By Jacky Achan
Cassava disease diagnosis is to improve in Uganda with the development of the Mobile Crop Surveillance project (mCROPS) disease recognition app (named the Whitefly app) which is in its final stages at Makerere University, College of Computing and Information Sciences under the Artificial Intelligence Lab.
Solomon Nsumba Software Developer mCROPS says the app aims to diagnose viral crop diseases in cassava crops.
“The whitefly app has already been tested by researchers at National Crops Resources Research Institute (NaCRRI) and is set to boost cassava production,” he says.
Cassava originated from tropical America and was first introduced into Africa in the Congo basin by the Portuguese around 1558. Today, it is a dietary staple in much of tropical Africa including Uganda.
It is rich in carbohydrates making it the world's third largest source of carbohydrates, has calcium, vitamins B and C, and essential minerals.
But there are challenges in cassava farming as a result of pests and disease attacks.
According to agricultural experts the capacity for diagnosing cassava diseases in Sub-Saharan Africa has been held back by hurdles that include poor infrastructure, a lack of trained personnel and networking among Africa's few leading virologists.
Currently NaCRRI has to get professionals to go out to the farms, diagnose cassava disease and count white flies which takes so much time whereas the personnel is also not enough.
Anna Neuman an Undergraduate Student of Computer Science from Massachusetts Institute of Technology (MIT) – Boston Campus, USA who joined the team to contribute towards the app development explains farmers may have diseased crops but may not know what is wrong with them, which demands that they call up an expert to diagnose the crop.
ANNA NEUMAN AN UNDERGRADUATE MIT STUDENT
“This could take even a week and by that time help comes the crops are already dead,” she says.
Neuman says with the Whitefly app cassava farmers can just take a picture of the Cassava leaves using the mobile phone camera and diagnosis.
“It just takes like a minute and you already know the disease and treatment options and you get to save the crop before the disease spreads to other crops saving time and money,”
She adds: “the Whitefly app will bring cost effectiveness in cassava production.”
According to the International Institute of Tropical Agriculture, out of over 228 million tons of cassava produced worldwide in 2007, Africa accounted for 52 per cent.

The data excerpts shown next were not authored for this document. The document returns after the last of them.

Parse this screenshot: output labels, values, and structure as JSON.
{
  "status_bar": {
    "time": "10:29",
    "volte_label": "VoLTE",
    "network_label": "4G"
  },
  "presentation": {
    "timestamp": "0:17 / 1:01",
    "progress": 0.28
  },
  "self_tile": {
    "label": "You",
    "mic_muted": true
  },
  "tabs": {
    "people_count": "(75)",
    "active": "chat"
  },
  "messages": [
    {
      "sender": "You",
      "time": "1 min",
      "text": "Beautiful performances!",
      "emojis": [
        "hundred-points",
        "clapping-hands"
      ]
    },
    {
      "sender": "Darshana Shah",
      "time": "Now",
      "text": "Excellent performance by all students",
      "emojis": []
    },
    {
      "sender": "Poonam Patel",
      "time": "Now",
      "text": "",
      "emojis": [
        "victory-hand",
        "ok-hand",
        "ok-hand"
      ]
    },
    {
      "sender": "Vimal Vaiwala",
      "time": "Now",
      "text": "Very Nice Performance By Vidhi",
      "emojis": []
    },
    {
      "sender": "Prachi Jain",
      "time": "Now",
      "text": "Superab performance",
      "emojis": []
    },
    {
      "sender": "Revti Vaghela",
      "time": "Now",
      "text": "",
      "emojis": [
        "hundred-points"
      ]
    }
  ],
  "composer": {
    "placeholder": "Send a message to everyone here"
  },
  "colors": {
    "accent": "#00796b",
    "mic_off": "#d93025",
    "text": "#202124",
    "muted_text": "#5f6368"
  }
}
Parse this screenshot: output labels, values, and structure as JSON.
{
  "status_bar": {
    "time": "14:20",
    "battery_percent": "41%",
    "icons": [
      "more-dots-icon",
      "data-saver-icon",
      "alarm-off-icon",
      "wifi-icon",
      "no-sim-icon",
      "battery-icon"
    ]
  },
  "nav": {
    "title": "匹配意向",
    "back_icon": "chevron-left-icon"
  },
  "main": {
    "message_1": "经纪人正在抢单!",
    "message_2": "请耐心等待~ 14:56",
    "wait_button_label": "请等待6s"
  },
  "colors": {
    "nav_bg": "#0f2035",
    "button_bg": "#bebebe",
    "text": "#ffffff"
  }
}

In Sub-Saharan Africa the crop is mainly grown for food by small-scale farmers who sell the surplus.
Neuman says the Whitefly app development championed by the Mobile Crop Surveillance project (mCROPS) of the will help researchers and farmers vastly improve cassava production.
This as the overall goal of the project is to improve the livelihoods of small-holder cassava farmers by enhancing crop yield through the application of the smart-phone enabled field based diagnosis of plant diseases using the Whitefly app.